Case C-41/20: Request for a preliminary ruling from the Gericht Erster Instanz Eupen (Belgium) lodged on 28 January 2020 — DQ v Wallonische Region

IO C 19, 18.1.2021, p. 12–12 (BG, ES, CS, DA, DE, ET, EL, EN, FR, HR, IT, LV, LT, HU, MT, NL, PL, PT, RO, SK, SL, FI, SV)

18.1.2021   

EN

Official Journal of the European Union

C 19/12


Request for a preliminary ruling from the Gericht Erster Instanz Eupen (Belgium) lodged on 28 January 2020 — DQ v Wallonische Region

(Case C-41/20)

(2021/C 19/15)

Language of the case: German

Referring court

Gericht Erster Instanz Eupen

Parties to the main proceedings

Applicant: DQ

Defendant: Wallonische Region

Questions referred

1.

Does national legislation which, as applied by the authorities, makes the use without any re-registration requirement of a foreign vehicle provided occasionally and for short periods of time to a citizen resident in Belgium by a citizen established in a different Member State contingent upon the citizen resident in Belgium carrying in the vehicle the private attestation of permission to use the vehicle, that is, an attestation within the meaning of Article 3(2), point 6, of the Royal Decree of 20 July 2001 on the registration of vehicles, conflict with the relevant provisions of EU law, in particular Articles 20 and 21 of the Treaty on the Functioning of the European Union on freedom of movement and the free movement of capital, on the one hand, and/or Articles 63 and 64 of the Treaty on the Functioning of the European Union on the free movement of capital, on the other, as two of the four fundamental freedoms of the European Union?

2.

Is national legislation, as described above and applied by the Walloon Region, justified by requirements of public security or other protective measures and is compliance with the national legislation, interpreted as meaning that a document issued by the foreign owner of the vehicle granting permission to use the vehicle for a limited and specified period of time must be carried in the vehicle, with no possibility of providing such a document subsequently, necessary in order to attain the objective pursued or could the objective have been attained by other, less strict and formalistic means?

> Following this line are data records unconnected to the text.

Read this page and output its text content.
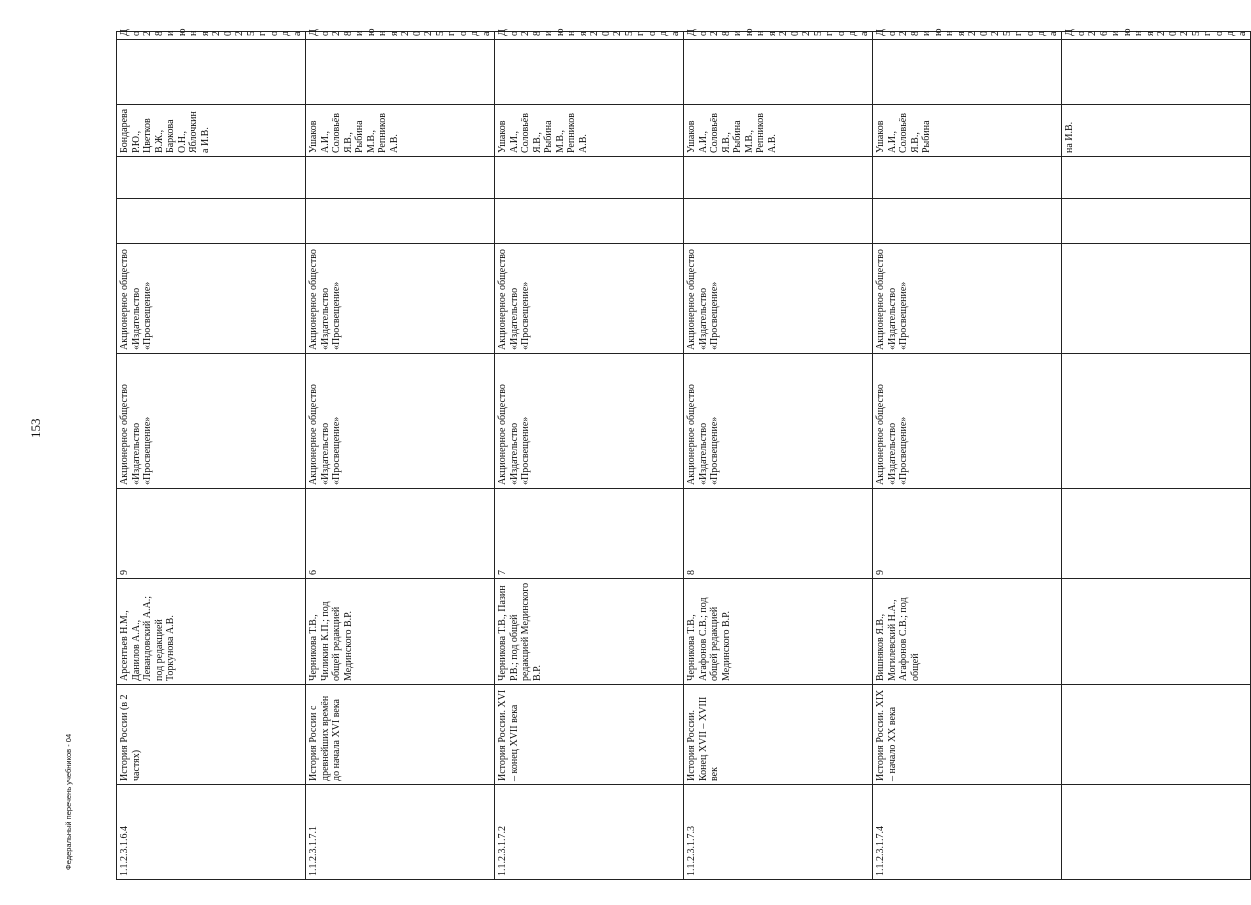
153
Федеральный перечень учебников - 04	1.1.2.3.1.6.4	История России (в 2 частях)	Арсентьев Н.М., Данилов А.А., Левандовский А.А.; под редакцией Торкунова А.В.	9	Акционерное общество «Издательство «Просвещение»	Акционерное общество «Издательство «Просвещение»			Бондарева Р.Ю., Цветков В.Ж., Баркова О.Н., Яблочкина И.В.		До 28 июня 2025 года
1.1.2.3.1.7.1	История России с древнейших времён до начала XVI века	Черникова Т.В., Чиликин К.П.; под общей редакцией Мединского В.Р.	6	Акционерное общество «Издательство «Просвещение»	Акционерное общество «Издательство «Просвещение»			Ушаков А.И., Соловьёв Я.В., Рыбина М.В., Репников А.В.		До 28 июня 2025 года
1.1.2.3.1.7.2	История России. XVI – конец XVII века	Черникова Т.В., Пазин Р.В.; под общей редакцией Мединского В.Р.	7	Акционерное общество «Издательство «Просвещение»	Акционерное общество «Издательство «Просвещение»			Ушаков А.И., Соловьёв Я.В., Рыбина М.В., Репников А.В.		До 28 июня 2025 года
1.1.2.3.1.7.3	История России. Конец XVII – XVIII век	Черникова Т.В., Агафонов С.В.; под общей редакцией Мединского В.Р.	8	Акционерное общество «Издательство «Просвещение»	Акционерное общество «Издательство «Просвещение»			Ушаков А.И., Соловьёв Я.В., Рыбина М.В., Репников А.В.		До 28 июня 2025 года
1.1.2.3.1.7.4	История России. XIX – начало XX века	Вишняков Я.В., Могилевский Н.А., Агафонов С.В.; под общей	9	Акционерное общество «Издательство «Просвещение»	Акционерное общество «Издательство «Просвещение»			Ушаков А.И., Соловьёв Я.В., Рыбина		До 28 июня 2025 года
								на И.В.		До 26 июня 2025 года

By order of 10 September 2020, the Court of Justice of the European Union (Sixth Chamber) ruled as follows:

Article 63(1) TFEU must be interpreted as precluding legislation of a Member State according to which a person residing in that Member State may rely on a derogation from the requirement to register vehicles laid down in that Member State, in respect of a vehicle registered in another Member State and made available to that person free of charge, for short periods of time, by the owner of that vehicle who resides in that other Member State, only where the documents attesting that the person concerned fulfils the conditions for that derogation are carried in the vehicle at all times, with no possibility of providing those documents subsequently.